L’apport peut être effectué en faveur de toute société soumise à l’impôt sur les sociétés ou au régime fiscal des sociétés de personnes (impôt sur le revenu), quelle que soit sa forme sous réserve de relever d’un régime réel d’imposition à la date de l’apport.

Le régime de l’article 151 octies du CGI ne comporte pas de limite temporelle

Rappelons que le régime de faveur de l’article 151 octies est aujourd’hui l’un des seuls régimes qui ne prévoit pas d’exonération définitive. En effet, le Gouvernement s’est toujours refusé à transformer ce dispositif de report en exonération, en dépit des incessantes demandes en ce sens principalement lors des collectifs budgétaires de fin d’année.

Récemment dans une affaire, un contribuable soutenait qu’en prévoyant l’imposition entre les mains du donataire de plus-values placées en report d’imposition à la suite d’une opération d’apport réalisée par le donateur, sans prévoir d’atténuation de cette imposition par l’effet de l’écoulement du temps, le législateur aurait fait peser, sans limitation de durée, sur le donataire une imposition liée uniquement à l’enrichissement du donateur à raison de ces plus-values réalisées antérieurement au transfert de propriété des droits sociaux et par suite sans lien avec ses facultés contributives, méconnaissant ainsi les exigences constitutionnelles. Le Conseil d’État vient de rejeter l’ensemble des demandes de ce contribuable dans une décision du 12 juillet 2023, n° 474529.

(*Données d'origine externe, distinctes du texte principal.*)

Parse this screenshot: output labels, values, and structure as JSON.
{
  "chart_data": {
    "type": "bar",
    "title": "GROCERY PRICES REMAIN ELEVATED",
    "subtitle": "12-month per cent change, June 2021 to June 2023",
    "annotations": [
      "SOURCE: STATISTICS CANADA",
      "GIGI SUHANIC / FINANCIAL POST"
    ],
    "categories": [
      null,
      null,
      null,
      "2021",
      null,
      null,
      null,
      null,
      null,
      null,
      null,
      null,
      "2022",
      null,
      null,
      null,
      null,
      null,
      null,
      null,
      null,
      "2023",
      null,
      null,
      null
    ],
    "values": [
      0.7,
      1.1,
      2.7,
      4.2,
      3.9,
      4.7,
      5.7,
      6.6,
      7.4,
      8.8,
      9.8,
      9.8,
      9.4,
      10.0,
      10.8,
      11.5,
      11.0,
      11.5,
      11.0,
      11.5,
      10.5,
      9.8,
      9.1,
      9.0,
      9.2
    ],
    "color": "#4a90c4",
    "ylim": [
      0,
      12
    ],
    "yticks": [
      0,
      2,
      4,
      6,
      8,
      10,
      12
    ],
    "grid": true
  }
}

Fort heureusement les textes prévoient des exceptions à déchéance.

Le maintien du report d’imposition est notamment prévu en cas de transmission à titre gratuit de la pleine propriété ou de la nue-propriété des droits sociaux rémunérant l’apport si le bénéficiaire s’engage à acquitter l’impôt afférent à la plus-value lorsque intervient la cession, le rachat ou l’annulation des droits sociaux reçus ou la cession, par la société, des biens apportés. Il en va de même en cas de donation-partage avec soulte (BOI-BIC-PVMV-40-20-30-20 n° 110). En cas de transmissions successives à titre gratuit de droits sociaux, le report est maintenu dès lors que chaque bénéficiaire souscrit l’engagement requis.

Il appartient ainsi au notaire chargé de rédiger la donation ou de déposer la déclaration de succession d’informer les donataires et héritiers des conséquences inhérentes à la donation ou à la transmission à cause de mort sur le report d’imposition. Si les donataires ou héritiers souhaitent continuer à̀ bénéficier du report d’imposition, il est nécessaire que l’engagement soit pris par les donataires dans la donation ou les héritiers au pied de la déclaration de succession. A cet égard, le défaut de conseil concernant la nécessité d’intégrer à l’acte portant transmission un tel engagement constitue une faute permettant la mise en cause de la responsabilité du notaire (CA d’appel Paris, 11 octobre 20022, n° 19/21489).